The traditional way is public opinion expressed by voting. Happened in 1990, as the Conservatives realised what the heavy defeats in local government elections were telling them, and talked Margaret Thatcher into resigning, although the media often tell this story in the context of the Poll Tax riot. This story, and last week’s frequent refrain from quite respectable media commentators about how the Parisian suburbs don’t stand for any nonsense, doesn’t exactly help us persuade protestors that rioting is not the way forward. (And it isn’t; a fire extinguisher dropped from a height can kill.)
The response to the announcements to treble tuition fees seems to the reason for Labour achieving a small lead in the polls. (The ConDem proposals take us way beyond Alan Johnson’s original aims and scope for tuition fees. Frustrating too to see Nick Clegg, who not only signed a pledge during the General Election for no tuition fees but had designed it, so easily embrace the argument for the increases.)
The ConDems have shown some confidence up to know that they’re winning the argument. But the reductions in service are some way off. Only now are the reductions in personnel starting to be known.

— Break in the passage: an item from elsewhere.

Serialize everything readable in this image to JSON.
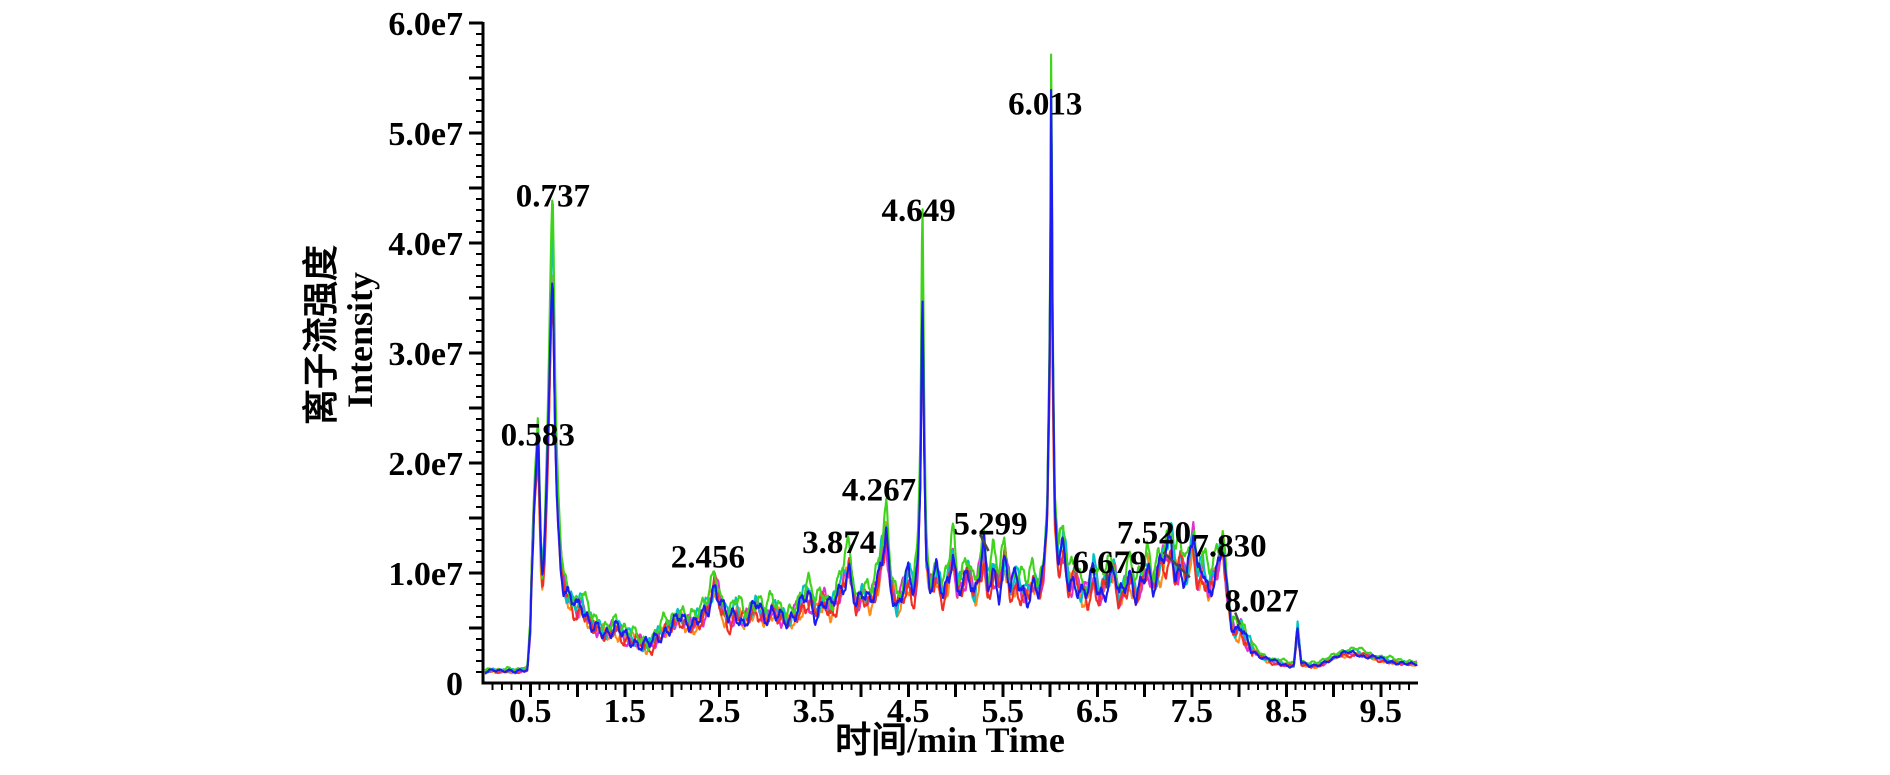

Voluntary groups supporting people with Alzheimer’s in Boston and Skegness are to close. Yesterday, the people of Manchester found out that 3,000 of their Police establishment – a quarter – are to be lost in 4 years.
This on the day when David Cameron was telling big business that the ConDems had cut corporation tax to help them.
The ConDems have issued an appeal to bankers to not award themselves the usual bonuses in December. But they’d taken the tax Labour levied on bonuses away.
People are going to realise that David Cameron’s mantra – we’re all in this together – is not true.
The ConDem's policy is old-fashioned (executed to a decade of stagnation in the nineteen-thirties), damaging to the services they’ve come to value, likely to prolong the failure of the private sector to recover (the prediction is a 500,000 loss in public sector jobs will lead to a loss of 500,000 in the private sector), failing in Ireland, partial (most damaging to those most in need) and likely to lead to chaos (huge movements of tenants out of London are already being envisaged).
Old-fashioned, damaging, failing, partial, chaotic.
The alternative - to aim high, keep businesses, jobs and homes going - required boldness. Hard to achieve with a such a cynical media, an expenses scandal undermining faith in political leaders, the crisis having happened under Labour’s watch and a loss of support for Labour’s then leader for reasons beyond policy and results.
Harder still to attain when there is so much anxiety and fear for the future around.
Maybe then a focus on happiness is to be welcomed. But it’s going to sound hollow.